"Soalnya saya biasa naik bajaj ke Blok B. Bajaj-nya bisa turun langsung di pasar (Blok B). Kalau sekarang kan nggak bisa. Jadi, turun dulu naik ini." Jelasnya.
"Ibu baru pertama kali naik ini?"
"Iya. Ibu pertama kalinya naik."
"Kalau ibu mau turun ke Blok B, ibu musti turun dulu di Stasiun Tanah Abang. Lalu ambil lagi karcis buat naik lagi bus yang sama menuju Blok B."
"Oh iya. Terima kasih ya, dek. Maaf kalau banyak bertanya. Soalnya baru pertama, sih." Jawaban sang ibu justru membuat saya makin merasa bersalah.
Sebenarnya saya melihat di tiap tiang besi bus terpasang tombol "STOP". Saya tidak tahu fungsi dari tombol merah tersebut. Entah karena apa, saya pun lupa menanyakan perihal itu ke petugasnya hingga misi ini selesai. Dalam benak saya,tombol ini mungkin hanya berfungsi sebagai pajangan. Padahal bisa jadi tombol tersebut dapat menurunkan penumpang di tempat yang diinginkan. Bisa jadi.

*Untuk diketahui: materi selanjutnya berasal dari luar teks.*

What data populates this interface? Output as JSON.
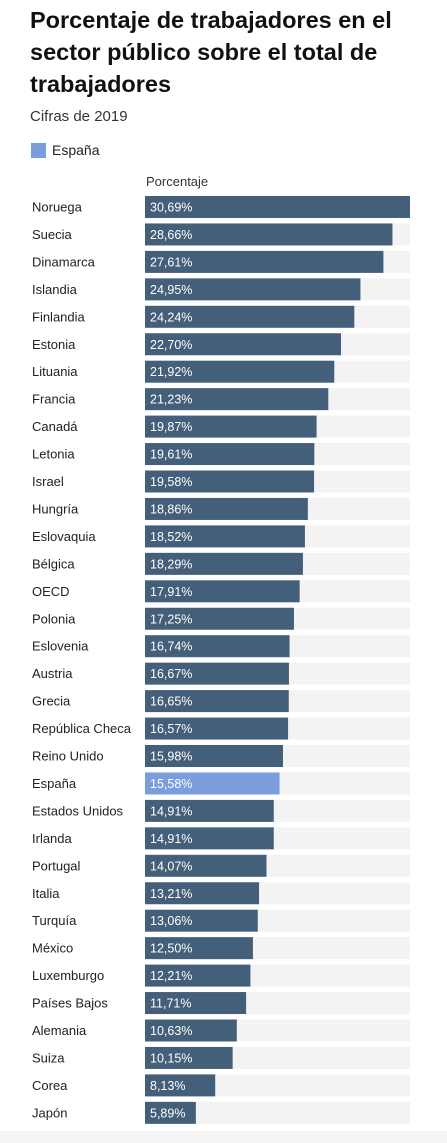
{
  "title": "Porcentaje de trabajadores en el sector público sobre el total de trabajadores",
  "subtitle": "Cifras de 2019",
  "legend": {
    "label": "España",
    "color": "#7b9ddb"
  },
  "column_header": "Porcentaje",
  "colors": {
    "bar": "#445f79",
    "highlight": "#7b9ddb",
    "track": "#f3f3f3"
  },
  "chart_data": {
    "type": "bar",
    "orientation": "horizontal",
    "title": "Porcentaje de trabajadores en el sector público sobre el total de trabajadores",
    "subtitle": "Cifras de 2019",
    "xlabel": "Porcentaje",
    "highlight": "España",
    "xlim": [
      0,
      30.69
    ],
    "categories": [
      "Noruega",
      "Suecia",
      "Dinamarca",
      "Islandia",
      "Finlandia",
      "Estonia",
      "Lituania",
      "Francia",
      "Canadá",
      "Letonia",
      "Israel",
      "Hungría",
      "Eslovaquia",
      "Bélgica",
      "OECD",
      "Polonia",
      "Eslovenia",
      "Austria",
      "Grecia",
      "República Checa",
      "Reino Unido",
      "España",
      "Estados Unidos",
      "Irlanda",
      "Portugal",
      "Italia",
      "Turquía",
      "México",
      "Luxemburgo",
      "Países Bajos",
      "Alemania",
      "Suiza",
      "Corea",
      "Japón"
    ],
    "values": [
      30.69,
      28.66,
      27.61,
      24.95,
      24.24,
      22.7,
      21.92,
      21.23,
      19.87,
      19.61,
      19.58,
      18.86,
      18.52,
      18.29,
      17.91,
      17.25,
      16.74,
      16.67,
      16.65,
      16.57,
      15.98,
      15.58,
      14.91,
      14.91,
      14.07,
      13.21,
      13.06,
      12.5,
      12.21,
      11.71,
      10.63,
      10.15,
      8.13,
      5.89
    ],
    "value_labels": [
      "30,69%",
      "28,66%",
      "27,61%",
      "24,95%",
      "24,24%",
      "22,70%",
      "21,92%",
      "21,23%",
      "19,87%",
      "19,61%",
      "19,58%",
      "18,86%",
      "18,52%",
      "18,29%",
      "17,91%",
      "17,25%",
      "16,74%",
      "16,67%",
      "16,65%",
      "16,57%",
      "15,98%",
      "15,58%",
      "14,91%",
      "14,91%",
      "14,07%",
      "13,21%",
      "13,06%",
      "12,50%",
      "12,21%",
      "11,71%",
      "10,63%",
      "10,15%",
      "8,13%",
      "5,89%"
    ]
  }
}
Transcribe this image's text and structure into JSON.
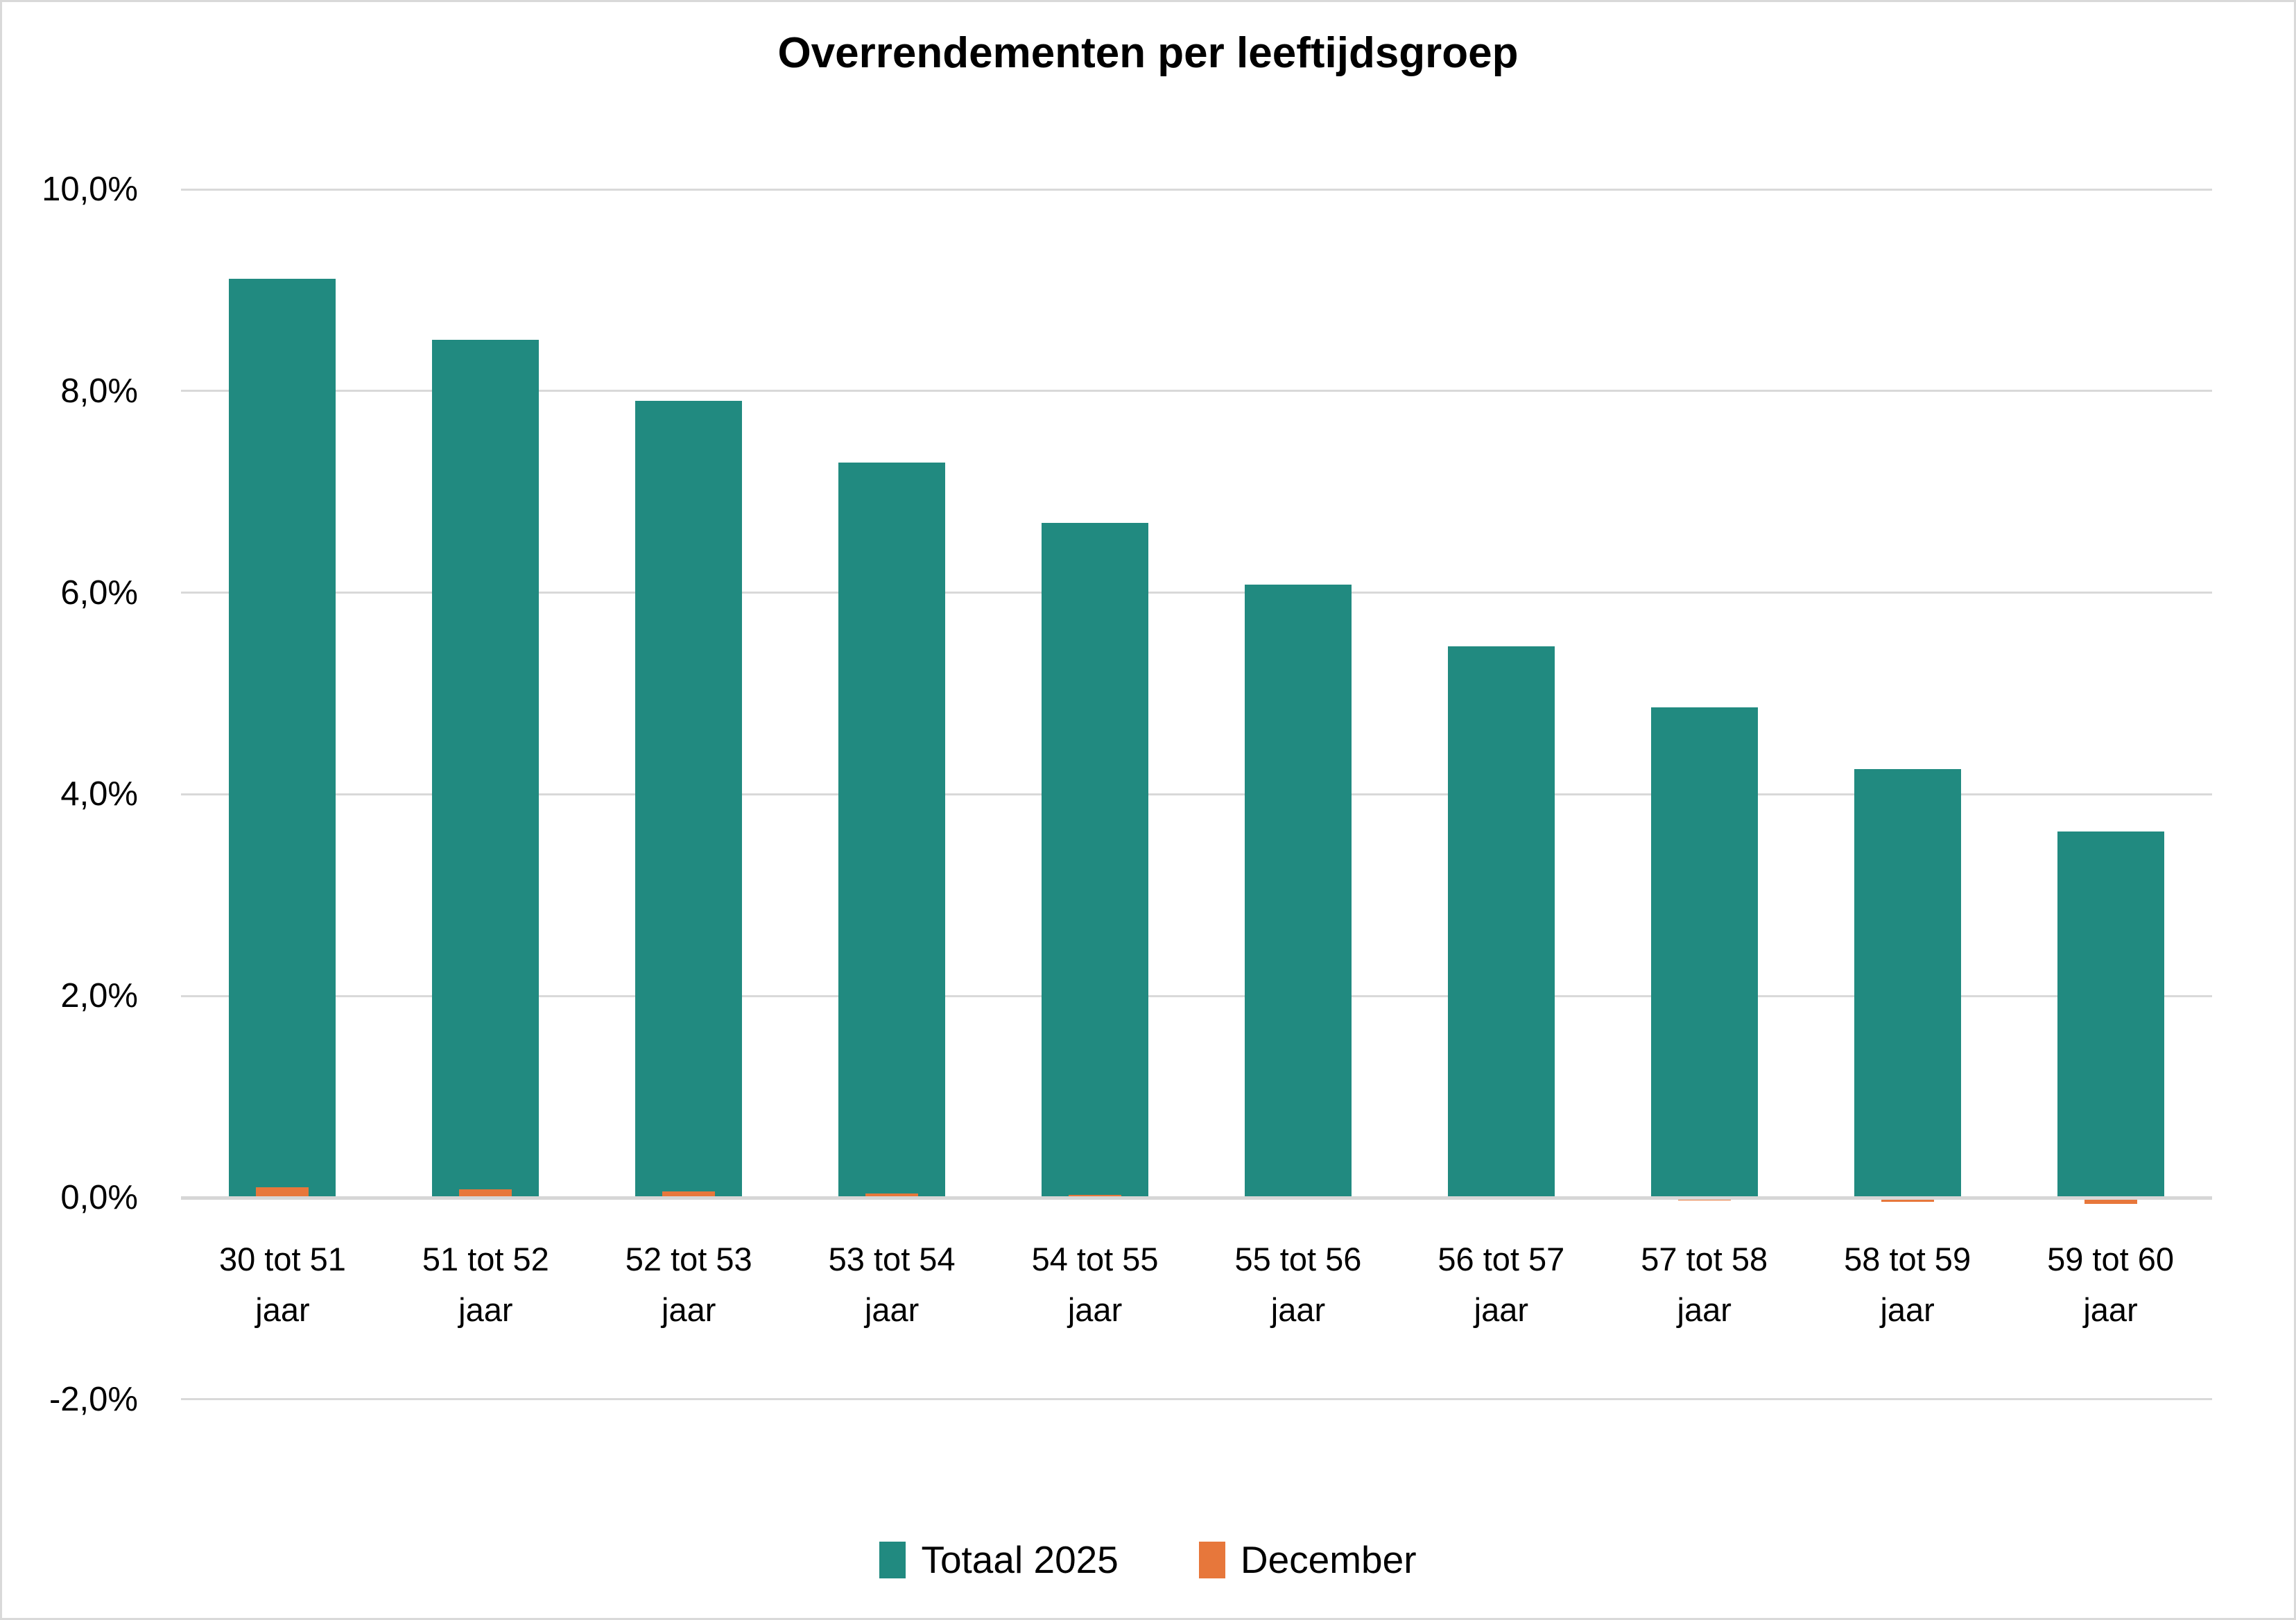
{
  "title": "Overrendementen per leeftijdsgroep",
  "chart_data": {
    "type": "bar",
    "title": "Overrendementen per leeftijdsgroep",
    "y_axis": {
      "tick_labels": [
        "10,0%",
        "8,0%",
        "6,0%",
        "4,0%",
        "2,0%",
        "0,0%",
        "-2,0%"
      ],
      "tick_values": [
        10,
        8,
        6,
        4,
        2,
        0,
        -2
      ],
      "ylim": [
        -2.6,
        10.9
      ],
      "grid": true,
      "number_format": "percent, Dutch decimal comma"
    },
    "categories": [
      "30 tot 51 jaar",
      "51 tot 52 jaar",
      "52 tot 53 jaar",
      "53 tot 54 jaar",
      "54 tot 55 jaar",
      "55 tot 56 jaar",
      "56 tot 57 jaar",
      "57 tot 58 jaar",
      "58 tot 59 jaar",
      "59 tot 60 jaar"
    ],
    "category_label_lines": [
      [
        "30 tot 51",
        "jaar"
      ],
      [
        "51 tot 52",
        "jaar"
      ],
      [
        "52 tot 53",
        "jaar"
      ],
      [
        "53 tot 54",
        "jaar"
      ],
      [
        "54 tot 55",
        "jaar"
      ],
      [
        "55 tot 56",
        "jaar"
      ],
      [
        "56 tot 57",
        "jaar"
      ],
      [
        "57 tot 58",
        "jaar"
      ],
      [
        "58 tot 59",
        "jaar"
      ],
      [
        "59 tot 60",
        "jaar"
      ]
    ],
    "series": [
      {
        "name": "Totaal 2025",
        "color": "#218a80",
        "values": [
          9.11,
          8.51,
          7.9,
          7.29,
          6.69,
          6.08,
          5.47,
          4.86,
          4.25,
          3.63
        ]
      },
      {
        "name": "December",
        "color": "#e7773b",
        "values": [
          0.1,
          0.08,
          0.06,
          0.04,
          0.03,
          0.0,
          -0.01,
          -0.03,
          -0.04,
          -0.06
        ]
      }
    ],
    "legend": {
      "position": "bottom",
      "entries": [
        "Totaal 2025",
        "December"
      ]
    }
  },
  "colors": {
    "background": "#ffffff",
    "frame_border": "#d9d9d9",
    "gridline": "#d9d9d9",
    "axis_line": "#d6d6d6",
    "text": "#000000",
    "totaal_2025": "#218a80",
    "december": "#e7773b"
  }
}
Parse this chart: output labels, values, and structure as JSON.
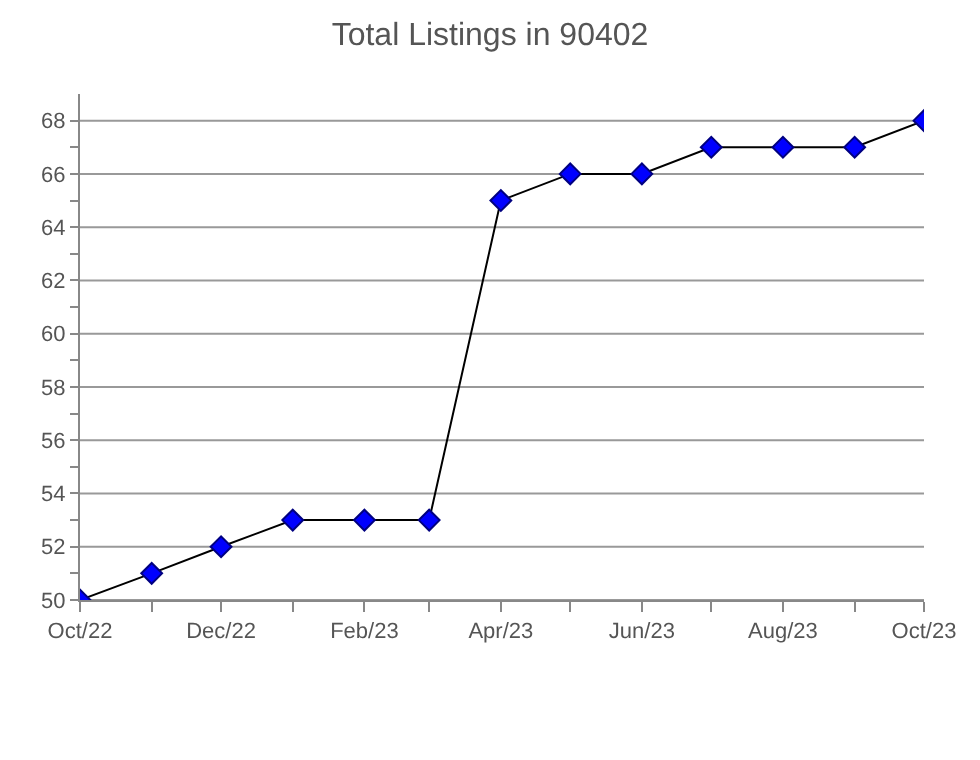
{
  "chart_data": {
    "type": "line",
    "title": "Total Listings in 90402",
    "x": [
      "2022-10",
      "2022-11",
      "2022-12",
      "2023-01",
      "2023-02",
      "2023-03",
      "2023-04",
      "2023-05",
      "2023-06",
      "2023-07",
      "2023-08",
      "2023-09",
      "2023-10"
    ],
    "series": [
      {
        "color": "#0000ff",
        "values": [
          50,
          51,
          52,
          53,
          53,
          53,
          65,
          66,
          66,
          67,
          67,
          67,
          68
        ]
      }
    ],
    "xlim": [
      "2022-10",
      "2023-10"
    ],
    "xticks": [
      {
        "value": "2022-10",
        "label": "Oct/22"
      },
      {
        "value": "2022-11",
        "label": null
      },
      {
        "value": "2022-12",
        "label": "Dec/22"
      },
      {
        "value": "2023-01",
        "label": null
      },
      {
        "value": "2023-02",
        "label": "Feb/23"
      },
      {
        "value": "2023-03",
        "label": null
      },
      {
        "value": "2023-04",
        "label": "Apr/23"
      },
      {
        "value": "2023-05",
        "label": null
      },
      {
        "value": "2023-06",
        "label": "Jun/23"
      },
      {
        "value": "2023-07",
        "label": null
      },
      {
        "value": "2023-08",
        "label": "Aug/23"
      },
      {
        "value": "2023-09",
        "label": null
      },
      {
        "value": "2023-10",
        "label": "Oct/23"
      }
    ],
    "ylim": [
      50,
      69
    ],
    "yticks": [
      50,
      {
        "value": 51,
        "label": null
      },
      52,
      {
        "value": 53,
        "label": null
      },
      54,
      {
        "value": 55,
        "label": null
      },
      56,
      {
        "value": 57,
        "label": null
      },
      58,
      {
        "value": 59,
        "label": null
      },
      60,
      {
        "value": 61,
        "label": null
      },
      62,
      {
        "value": 63,
        "label": null
      },
      64,
      {
        "value": 65,
        "label": null
      },
      66,
      {
        "value": 67,
        "label": null
      },
      68
    ],
    "grid": "y",
    "marker": "diamond",
    "line_style": "solid",
    "legend": false
  }
}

Sesampainya di depan stasiun Tanah Abang, kondisi trotoar tidaklah sepenuh kemarin. Tidak ada wartawan, tidak ada pegawai pemda ataupun walikota. Hanya ada calon penumpang yang berlalu-lalang, beberapa calon pembeli yang ber-selfie ria, pedagang asongan yang menjaja barang dagangannya di tempat semaunya, serta petugas gabungan Dinas Perhubungan-Trans Jakarta-Satpol PP.
Saya segera memasuki lapak yang kemarin menjual rok keponakan saya. Pedagangnya masih mengingat saya, dan melayani dengan baik. Hanya saja sayang, celana Banana yang dicari sudah habis terjual. Saya pun memasuki pasar agak ke dalam.Â
Sekitar 100 meter dari mulut gang, saya temukan celana Jogger banana berwarna biru. Pegawai lapak menjual barang tersebut seharga 65ribu. Lalu saya tawar seharga 50ribu rupiah.
"Kalau beli tiga bisa 50ribu." Sahut pedagangnya.